Street racing in Buenos Aires

Formula 1 has always enjoyed visiting Argentina. Even in the darkest days of military government in the 1970s Formula 1 was an annual fixture at the Autodromo Oscar Galvez in the Parque Almirante Brown. The race only died after the Argentine invasion of the Falkland Islands in 1982 and it was not revived until 1995. Until 1999 the race was a popular venue but then the country ran into financial trouble and the race disappeared. The recession was a prelude to the country's economic collapse in 2001 which left Argentina struggling with record debt levels and rapid devaluation of the currency. In 2003 President Nestor Kirchner negotiated a vital deal with the International Monetary Fund and began to promote growth and recently he has restructured the national debt, offering new bonds to replace those on which the country defaulted. The economy is improving and the government is beginning to look at new ways to promote growth. In 2003 Vice-President Daniel Scioli met Bernie Ecclestone to discuss the possibilities of a race in Argentina. Obviously that meeting did not interest the Argentines as in 2004 there was talk of a Champ Car race on the streets of Buenos Aires. That has not happened yet but the track design company D3, run by Australian former racer Ron Dickson, has worked on a project for a 1.5-mile circuit in the downtown area.

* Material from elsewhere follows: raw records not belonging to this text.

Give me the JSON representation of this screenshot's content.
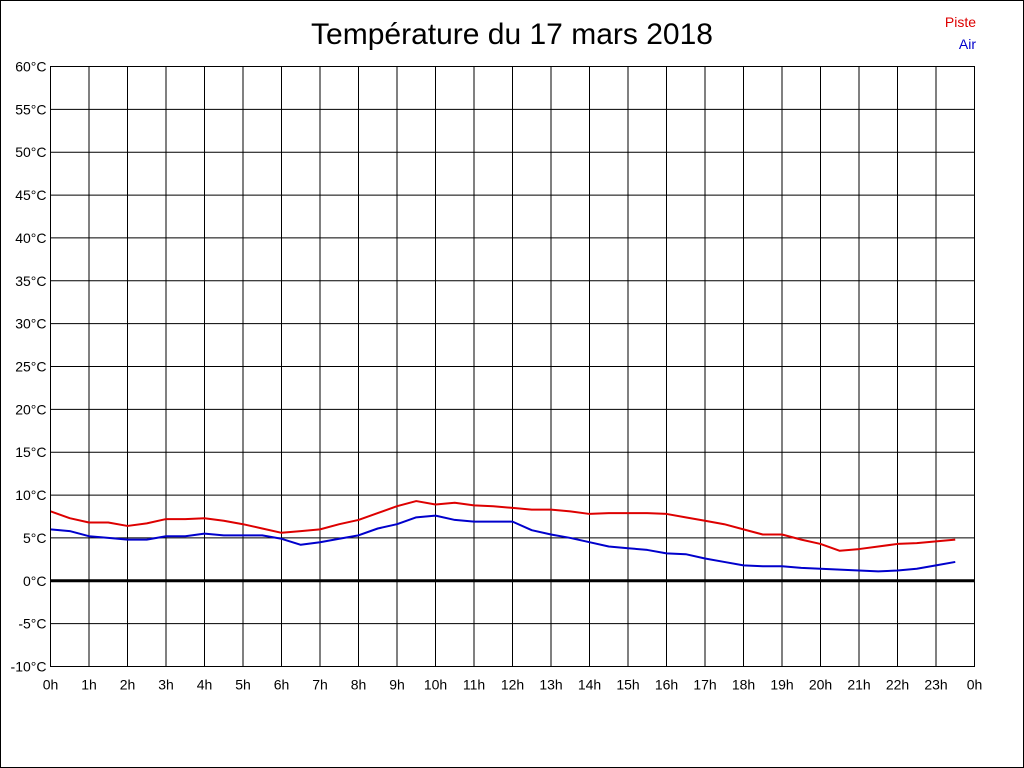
{
  "chart_data": {
    "type": "line",
    "title": "Température du 17 mars 2018",
    "xlabel": "",
    "ylabel": "",
    "ylim": [
      -10,
      60
    ],
    "y_ticks": [
      -10,
      -5,
      0,
      5,
      10,
      15,
      20,
      25,
      30,
      35,
      40,
      45,
      50,
      55,
      60
    ],
    "y_unit": "°C",
    "xlim": [
      0,
      24
    ],
    "x_ticks": [
      0,
      1,
      2,
      3,
      4,
      5,
      6,
      7,
      8,
      9,
      10,
      11,
      12,
      13,
      14,
      15,
      16,
      17,
      18,
      19,
      20,
      21,
      22,
      23,
      24
    ],
    "x_tick_labels": [
      "0h",
      "1h",
      "2h",
      "3h",
      "4h",
      "5h",
      "6h",
      "7h",
      "8h",
      "9h",
      "10h",
      "11h",
      "12h",
      "13h",
      "14h",
      "15h",
      "16h",
      "17h",
      "18h",
      "19h",
      "20h",
      "21h",
      "22h",
      "23h",
      "0h"
    ],
    "grid": true,
    "legend_position": "top-right",
    "zero_line": true,
    "series": [
      {
        "name": "Piste",
        "color": "#dd0000",
        "x": [
          0,
          0.5,
          1,
          1.5,
          2,
          2.5,
          3,
          3.5,
          4,
          4.5,
          5,
          5.5,
          6,
          6.5,
          7,
          7.5,
          8,
          8.5,
          9,
          9.5,
          10,
          10.5,
          11,
          11.5,
          12,
          12.5,
          13,
          13.5,
          14,
          14.5,
          15,
          15.5,
          16,
          16.5,
          17,
          17.5,
          18,
          18.5,
          19,
          19.5,
          20,
          20.5,
          21,
          21.5,
          22,
          22.5,
          23,
          23.5
        ],
        "values": [
          8.1,
          7.3,
          6.8,
          6.8,
          6.4,
          6.7,
          7.2,
          7.2,
          7.3,
          7.0,
          6.6,
          6.1,
          5.6,
          5.8,
          6.0,
          6.6,
          7.1,
          7.9,
          8.7,
          9.3,
          8.9,
          9.1,
          8.8,
          8.7,
          8.5,
          8.3,
          8.3,
          8.1,
          7.8,
          7.9,
          7.9,
          7.9,
          7.8,
          7.4,
          7.0,
          6.6,
          6.0,
          5.4,
          5.4,
          4.8,
          4.3,
          3.5,
          3.7,
          4.0,
          4.3,
          4.4,
          4.6,
          4.8
        ]
      },
      {
        "name": "Air",
        "color": "#0000cc",
        "x": [
          0,
          0.5,
          1,
          1.5,
          2,
          2.5,
          3,
          3.5,
          4,
          4.5,
          5,
          5.5,
          6,
          6.5,
          7,
          7.5,
          8,
          8.5,
          9,
          9.5,
          10,
          10.5,
          11,
          11.5,
          12,
          12.5,
          13,
          13.5,
          14,
          14.5,
          15,
          15.5,
          16,
          16.5,
          17,
          17.5,
          18,
          18.5,
          19,
          19.5,
          20,
          20.5,
          21,
          21.5,
          22,
          22.5,
          23,
          23.5
        ],
        "values": [
          6.0,
          5.8,
          5.2,
          5.0,
          4.8,
          4.8,
          5.2,
          5.2,
          5.5,
          5.3,
          5.3,
          5.3,
          4.9,
          4.2,
          4.5,
          4.9,
          5.3,
          6.1,
          6.6,
          7.4,
          7.6,
          7.1,
          6.9,
          6.9,
          6.9,
          5.9,
          5.4,
          5.0,
          4.5,
          4.0,
          3.8,
          3.6,
          3.2,
          3.1,
          2.6,
          2.2,
          1.8,
          1.7,
          1.7,
          1.5,
          1.4,
          1.3,
          1.2,
          1.1,
          1.2,
          1.4,
          1.8,
          2.2
        ]
      }
    ]
  }
}
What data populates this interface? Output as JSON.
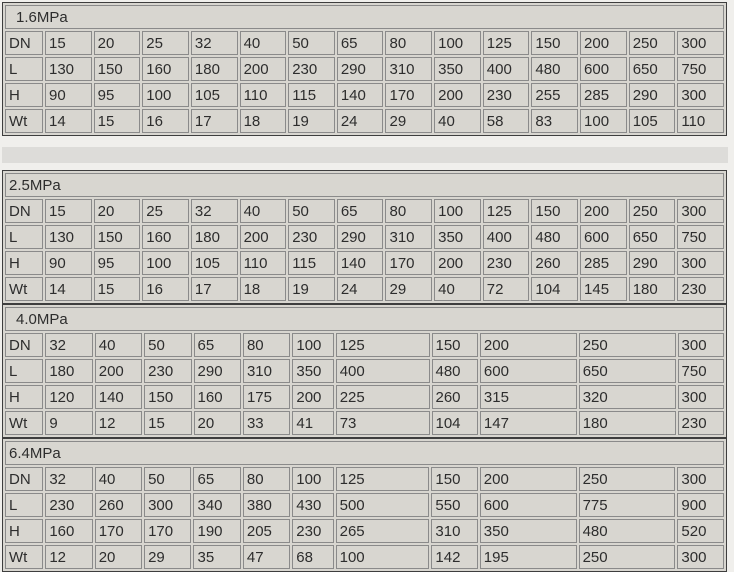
{
  "page": {
    "background_color": "#f0efec",
    "separator_band_color": "#dddcd9",
    "table_background_color": "#d8d6d0",
    "cell_border_color": "#8a8a8a",
    "table_border_color": "#3e3e3e",
    "text_color": "#2d2d2d"
  },
  "tables": [
    {
      "title": "1.6MPa",
      "title_indented": true,
      "rows": [
        {
          "label": "DN",
          "values": [
            "15",
            "20",
            "25",
            "32",
            "40",
            "50",
            "65",
            "80",
            "100",
            "125",
            "150",
            "200",
            "250",
            "300"
          ]
        },
        {
          "label": "L",
          "values": [
            "130",
            "150",
            "160",
            "180",
            "200",
            "230",
            "290",
            "310",
            "350",
            "400",
            "480",
            "600",
            "650",
            "750"
          ]
        },
        {
          "label": "H",
          "values": [
            "90",
            "95",
            "100",
            "105",
            "110",
            "115",
            "140",
            "170",
            "200",
            "230",
            "255",
            "285",
            "290",
            "300"
          ]
        },
        {
          "label": "Wt",
          "values": [
            "14",
            "15",
            "16",
            "17",
            "18",
            "19",
            "24",
            "29",
            "40",
            "58",
            "83",
            "100",
            "105",
            "110"
          ]
        }
      ]
    },
    {
      "title": "2.5MPa",
      "title_indented": false,
      "rows": [
        {
          "label": "DN",
          "values": [
            "15",
            "20",
            "25",
            "32",
            "40",
            "50",
            "65",
            "80",
            "100",
            "125",
            "150",
            "200",
            "250",
            "300"
          ]
        },
        {
          "label": "L",
          "values": [
            "130",
            "150",
            "160",
            "180",
            "200",
            "230",
            "290",
            "310",
            "350",
            "400",
            "480",
            "600",
            "650",
            "750"
          ]
        },
        {
          "label": "H",
          "values": [
            "90",
            "95",
            "100",
            "105",
            "110",
            "115",
            "140",
            "170",
            "200",
            "230",
            "260",
            "285",
            "290",
            "300"
          ]
        },
        {
          "label": "Wt",
          "values": [
            "14",
            "15",
            "16",
            "17",
            "18",
            "19",
            "24",
            "29",
            "40",
            "72",
            "104",
            "145",
            "180",
            "230"
          ]
        }
      ]
    },
    {
      "title": "4.0MPa",
      "title_indented": true,
      "rows": [
        {
          "label": "DN",
          "values": [
            "32",
            "40",
            "50",
            "65",
            "80",
            "100",
            "125",
            "150",
            "200",
            "250",
            "300"
          ]
        },
        {
          "label": "L",
          "values": [
            "180",
            "200",
            "230",
            "290",
            "310",
            "350",
            "400",
            "480",
            "600",
            "650",
            "750"
          ]
        },
        {
          "label": "H",
          "values": [
            "120",
            "140",
            "150",
            "160",
            "175",
            "200",
            "225",
            "260",
            "315",
            "320",
            "300"
          ]
        },
        {
          "label": "Wt",
          "values": [
            "9",
            "12",
            "15",
            "20",
            "33",
            "41",
            "73",
            "104",
            "147",
            "180",
            "230"
          ]
        }
      ]
    },
    {
      "title": "6.4MPa",
      "title_indented": false,
      "rows": [
        {
          "label": "DN",
          "values": [
            "32",
            "40",
            "50",
            "65",
            "80",
            "100",
            "125",
            "150",
            "200",
            "250",
            "300"
          ]
        },
        {
          "label": "L",
          "values": [
            "230",
            "260",
            "300",
            "340",
            "380",
            "430",
            "500",
            "550",
            "600",
            "775",
            "900"
          ]
        },
        {
          "label": "H",
          "values": [
            "160",
            "170",
            "170",
            "190",
            "205",
            "230",
            "265",
            "310",
            "350",
            "480",
            "520"
          ]
        },
        {
          "label": "Wt",
          "values": [
            "12",
            "20",
            "29",
            "35",
            "47",
            "68",
            "100",
            "142",
            "195",
            "250",
            "300"
          ]
        }
      ]
    }
  ]
}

Although Buenos Aires used to hold races in Palermo Park in the 1940s these were replaced in 1952 by the purpose-built Autodromo 17 Octobre. This would later become known as the Autodromo Municipal Oscar Galvez and it is still used in various different forms today as the track has a large number of variations of circuit, including the Curvon Salotto track, which is long fast blast around a lake. This section was not included in the F1 track in the 1990s.

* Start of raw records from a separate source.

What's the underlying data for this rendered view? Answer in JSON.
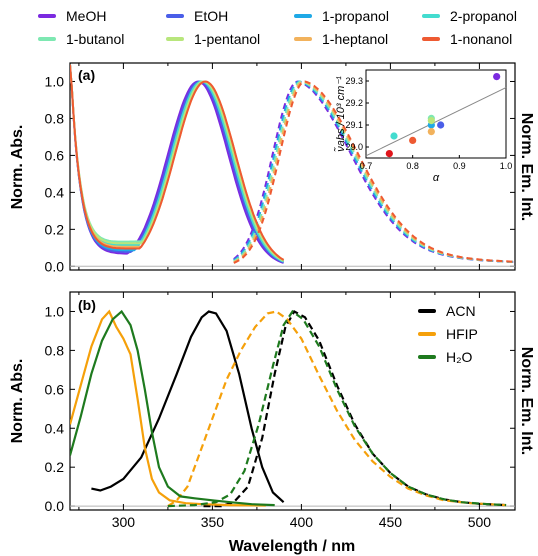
{
  "legend_top": {
    "entries": [
      {
        "label": "MeOH",
        "color": "#7b2ae0"
      },
      {
        "label": "EtOH",
        "color": "#4a5ee8"
      },
      {
        "label": "1-propanol",
        "color": "#1fa9e6"
      },
      {
        "label": "2-propanol",
        "color": "#43dccf"
      },
      {
        "label": "1-butanol",
        "color": "#7ee8b2"
      },
      {
        "label": "1-pentanol",
        "color": "#b8e67c"
      },
      {
        "label": "1-heptanol",
        "color": "#f2b25c"
      },
      {
        "label": "1-nonanol",
        "color": "#ee5a32"
      }
    ]
  },
  "chart_data": [
    {
      "panel": "(a)",
      "type": "line",
      "xlabel": "Wavelength / nm",
      "ylabel_left": "Norm. Abs.",
      "ylabel_right": "Norm. Em. Int.",
      "xlim": [
        270,
        520
      ],
      "ylim": [
        -0.02,
        1.1
      ],
      "xticks": [
        300,
        350,
        400,
        450,
        500
      ],
      "yticks": [
        "0.0",
        "0.2",
        "0.4",
        "0.6",
        "0.8",
        "1.0"
      ],
      "series": [
        {
          "name": "MeOH",
          "color": "#7b2ae0",
          "abs_peak": 342,
          "abs_min": 0.07,
          "em_peak": 398,
          "em_edge": 7.5
        },
        {
          "name": "EtOH",
          "color": "#4a5ee8",
          "abs_peak": 343,
          "abs_min": 0.08,
          "em_peak": 399,
          "em_edge": 7.3
        },
        {
          "name": "1-propanol",
          "color": "#1fa9e6",
          "abs_peak": 344,
          "abs_min": 0.09,
          "em_peak": 399,
          "em_edge": 7.1
        },
        {
          "name": "2-propanol",
          "color": "#43dccf",
          "abs_peak": 344,
          "abs_min": 0.12,
          "em_peak": 400,
          "em_edge": 7.0
        },
        {
          "name": "1-butanol",
          "color": "#7ee8b2",
          "abs_peak": 345,
          "abs_min": 0.14,
          "em_peak": 400,
          "em_edge": 6.9
        },
        {
          "name": "1-pentanol",
          "color": "#b8e67c",
          "abs_peak": 345,
          "abs_min": 0.13,
          "em_peak": 401,
          "em_edge": 6.8
        },
        {
          "name": "1-heptanol",
          "color": "#f2b25c",
          "abs_peak": 346,
          "abs_min": 0.11,
          "em_peak": 401,
          "em_edge": 6.7
        },
        {
          "name": "1-nonanol",
          "color": "#ee5a32",
          "abs_peak": 346,
          "abs_min": 0.1,
          "em_peak": 402,
          "em_edge": 6.6
        }
      ]
    },
    {
      "panel": "inset",
      "type": "scatter",
      "xlabel": "α",
      "ylabel": "ν̃abs / 10³ cm⁻¹",
      "xlim": [
        0.7,
        1.0
      ],
      "ylim": [
        28.95,
        29.35
      ],
      "xticks": [
        "0.7",
        "0.8",
        "0.9",
        "1.0"
      ],
      "yticks": [
        "29.0",
        "29.1",
        "29.2",
        "29.3"
      ],
      "fit": {
        "x": [
          0.7,
          1.0
        ],
        "y": [
          28.96,
          29.27
        ]
      },
      "points": [
        {
          "name": "MeOH",
          "x": 0.98,
          "y": 29.32,
          "color": "#7b2ae0"
        },
        {
          "name": "EtOH",
          "x": 0.86,
          "y": 29.1,
          "color": "#4a5ee8"
        },
        {
          "name": "1-propanol",
          "x": 0.84,
          "y": 29.1,
          "color": "#1fa9e6"
        },
        {
          "name": "2-propanol",
          "x": 0.76,
          "y": 29.05,
          "color": "#43dccf"
        },
        {
          "name": "1-butanol",
          "x": 0.84,
          "y": 29.13,
          "color": "#7ee8b2"
        },
        {
          "name": "1-pentanol",
          "x": 0.84,
          "y": 29.12,
          "color": "#b8e67c"
        },
        {
          "name": "1-heptanol",
          "x": 0.84,
          "y": 29.07,
          "color": "#f2b25c"
        },
        {
          "name": "1-nonanol",
          "x": 0.8,
          "y": 29.03,
          "color": "#ee5a32"
        },
        {
          "name": "",
          "x": 0.75,
          "y": 28.97,
          "color": "#e0151b"
        }
      ]
    },
    {
      "panel": "(b)",
      "type": "line",
      "xlabel": "Wavelength / nm",
      "ylabel_left": "Norm. Abs.",
      "ylabel_right": "Norm. Em. Int.",
      "xlim": [
        270,
        520
      ],
      "ylim": [
        -0.02,
        1.1
      ],
      "xticks": [
        300,
        350,
        400,
        450,
        500
      ],
      "yticks": [
        "0.0",
        "0.2",
        "0.4",
        "0.6",
        "0.8",
        "1.0"
      ],
      "series": [
        {
          "name": "ACN",
          "color": "#000000",
          "abs": [
            [
              282,
              0.09
            ],
            [
              287,
              0.08
            ],
            [
              293,
              0.1
            ],
            [
              300,
              0.14
            ],
            [
              310,
              0.25
            ],
            [
              320,
              0.45
            ],
            [
              330,
              0.68
            ],
            [
              338,
              0.87
            ],
            [
              344,
              0.97
            ],
            [
              348,
              1.0
            ],
            [
              352,
              0.99
            ],
            [
              358,
              0.9
            ],
            [
              365,
              0.68
            ],
            [
              372,
              0.4
            ],
            [
              378,
              0.2
            ],
            [
              384,
              0.07
            ],
            [
              390,
              0.02
            ]
          ],
          "em": [
            [
              345,
              0.0
            ],
            [
              355,
              0.0
            ],
            [
              362,
              0.02
            ],
            [
              370,
              0.1
            ],
            [
              378,
              0.35
            ],
            [
              385,
              0.68
            ],
            [
              391,
              0.92
            ],
            [
              396,
              1.0
            ],
            [
              402,
              0.97
            ],
            [
              410,
              0.85
            ],
            [
              420,
              0.62
            ],
            [
              430,
              0.42
            ],
            [
              440,
              0.27
            ],
            [
              450,
              0.17
            ],
            [
              460,
              0.1
            ],
            [
              470,
              0.06
            ],
            [
              480,
              0.035
            ],
            [
              490,
              0.02
            ],
            [
              500,
              0.012
            ],
            [
              515,
              0.005
            ]
          ]
        },
        {
          "name": "HFIP",
          "color": "#f5a00a",
          "abs": [
            [
              270,
              0.42
            ],
            [
              276,
              0.62
            ],
            [
              282,
              0.82
            ],
            [
              288,
              0.96
            ],
            [
              292,
              1.0
            ],
            [
              296,
              0.92
            ],
            [
              300,
              0.86
            ],
            [
              304,
              0.78
            ],
            [
              308,
              0.55
            ],
            [
              312,
              0.3
            ],
            [
              316,
              0.14
            ],
            [
              320,
              0.07
            ],
            [
              326,
              0.03
            ],
            [
              335,
              0.015
            ],
            [
              345,
              0.01
            ],
            [
              360,
              0.005
            ],
            [
              380,
              0.003
            ]
          ],
          "em": [
            [
              325,
              0.0
            ],
            [
              330,
              0.03
            ],
            [
              336,
              0.1
            ],
            [
              342,
              0.25
            ],
            [
              350,
              0.45
            ],
            [
              358,
              0.65
            ],
            [
              366,
              0.8
            ],
            [
              374,
              0.92
            ],
            [
              381,
              0.99
            ],
            [
              386,
              1.0
            ],
            [
              392,
              0.96
            ],
            [
              400,
              0.86
            ],
            [
              410,
              0.67
            ],
            [
              420,
              0.49
            ],
            [
              430,
              0.34
            ],
            [
              440,
              0.23
            ],
            [
              450,
              0.15
            ],
            [
              460,
              0.09
            ],
            [
              470,
              0.055
            ],
            [
              480,
              0.03
            ],
            [
              495,
              0.015
            ],
            [
              515,
              0.005
            ]
          ]
        },
        {
          "name": "H₂O",
          "color": "#1e7a1e",
          "abs": [
            [
              270,
              0.26
            ],
            [
              276,
              0.46
            ],
            [
              282,
              0.68
            ],
            [
              288,
              0.85
            ],
            [
              294,
              0.96
            ],
            [
              299,
              1.0
            ],
            [
              304,
              0.93
            ],
            [
              308,
              0.8
            ],
            [
              312,
              0.6
            ],
            [
              316,
              0.38
            ],
            [
              320,
              0.2
            ],
            [
              325,
              0.1
            ],
            [
              332,
              0.05
            ],
            [
              340,
              0.04
            ],
            [
              350,
              0.03
            ],
            [
              360,
              0.02
            ],
            [
              372,
              0.01
            ],
            [
              385,
              0.005
            ]
          ],
          "em": [
            [
              325,
              0.0
            ],
            [
              340,
              0.005
            ],
            [
              352,
              0.02
            ],
            [
              360,
              0.06
            ],
            [
              368,
              0.18
            ],
            [
              376,
              0.42
            ],
            [
              384,
              0.72
            ],
            [
              390,
              0.93
            ],
            [
              395,
              1.0
            ],
            [
              401,
              0.96
            ],
            [
              410,
              0.82
            ],
            [
              420,
              0.6
            ],
            [
              430,
              0.41
            ],
            [
              440,
              0.27
            ],
            [
              450,
              0.17
            ],
            [
              460,
              0.1
            ],
            [
              470,
              0.06
            ],
            [
              480,
              0.035
            ],
            [
              490,
              0.02
            ],
            [
              505,
              0.01
            ],
            [
              515,
              0.005
            ]
          ]
        }
      ]
    }
  ]
}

Funding a street circuit makes little sense given the resource that already exists as the costs of preparing downtown each year are unlikely to be less than upgrading the facilities at the Autodromo when one takes into account the cost of creating the circuit infrastructure and them putting it in place each year.

Upgrading the autodromo, however, would create the possibility for the Argentines to go off and do a deal with F1 once again.